There is no pain greater than a mother’s anguish and being able to see lifeless widowed mothers appeal to a world that forgot her husband and son, has given me the fortitude to be their voice and continue to make sure the world never forgets the events of July 1995.
Growing up in East London has really blessed me by being able to be exposed to a melting pot of different ethnicities and cultures which has really shaped my strong sense of community cohesion. However, considering the Bosnian conflict involved Serb, Croat and Muslim neighbours turning on each other, this highlights the danger of allowing ethnic and religious passions to spill over into a maelstrom of violence.
With the rise of right wing nationalism throughout Europe, this threat is now real and existent which means all areas of society must unite and strive towards making the UK a beacon of tolerance regardless of creed, colour or religion. This is what makes the flame of Srebrenica. Srebrenica reminds us of the challenges posed by discrimination and intolerance but it is also shows why our way of life is worth fighting for.
As a melting pot of different walks of life, the UK’s acceptance of diversity is what makes us strong as a nation and being able to travel to Bosnia reaffirmed just how proud I am to be a British citizen.
Our society may not be wholly perfect and has much that needs to be improved but our strong culture of acceptance and cultural diversity is world renowned.

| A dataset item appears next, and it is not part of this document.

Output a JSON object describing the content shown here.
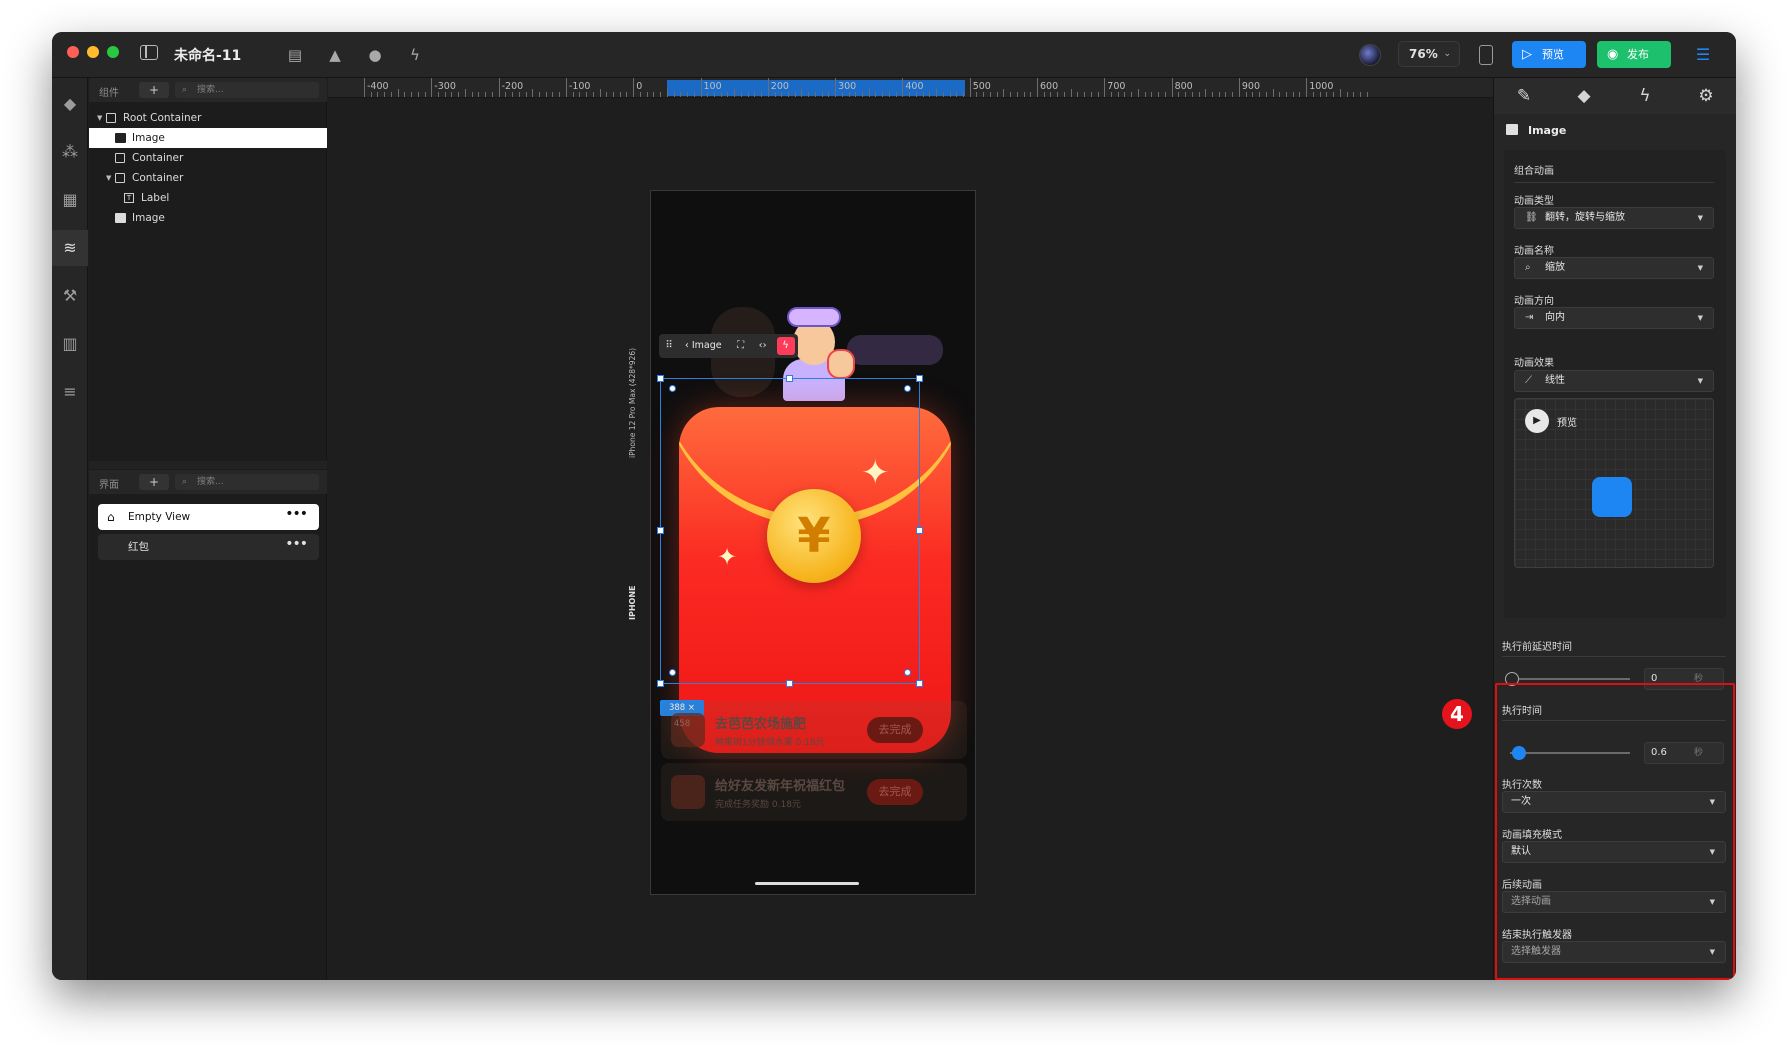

Srebrenica must be ingrained and educated as the EXTREME we must NEVER surrender to.
Travelling to Bosnia was definitely a once in a lifetime experience which will be forever etched in my heart because of the tragedy that such a beautiful country will forever be synonymous with bloodshed despite its rich cultural history and diversity.
The fact that such bloodshed could occur in the heart of so called ‘civilised’ Europe so recently really drives home the message that the tragedy of Srebrenica should be taught across the world as a constant reminder of the dangers of intolerance and division in society. In doing so, we retain the flame of 8,372 victims alive in the human memory so we can edge one step closer to a harmonious world where genocide will fade into the annals of history. Using Srebrenica as my foundation, I do hope to be part a key part of the next generation who can truly say ‘never again’ to genocide.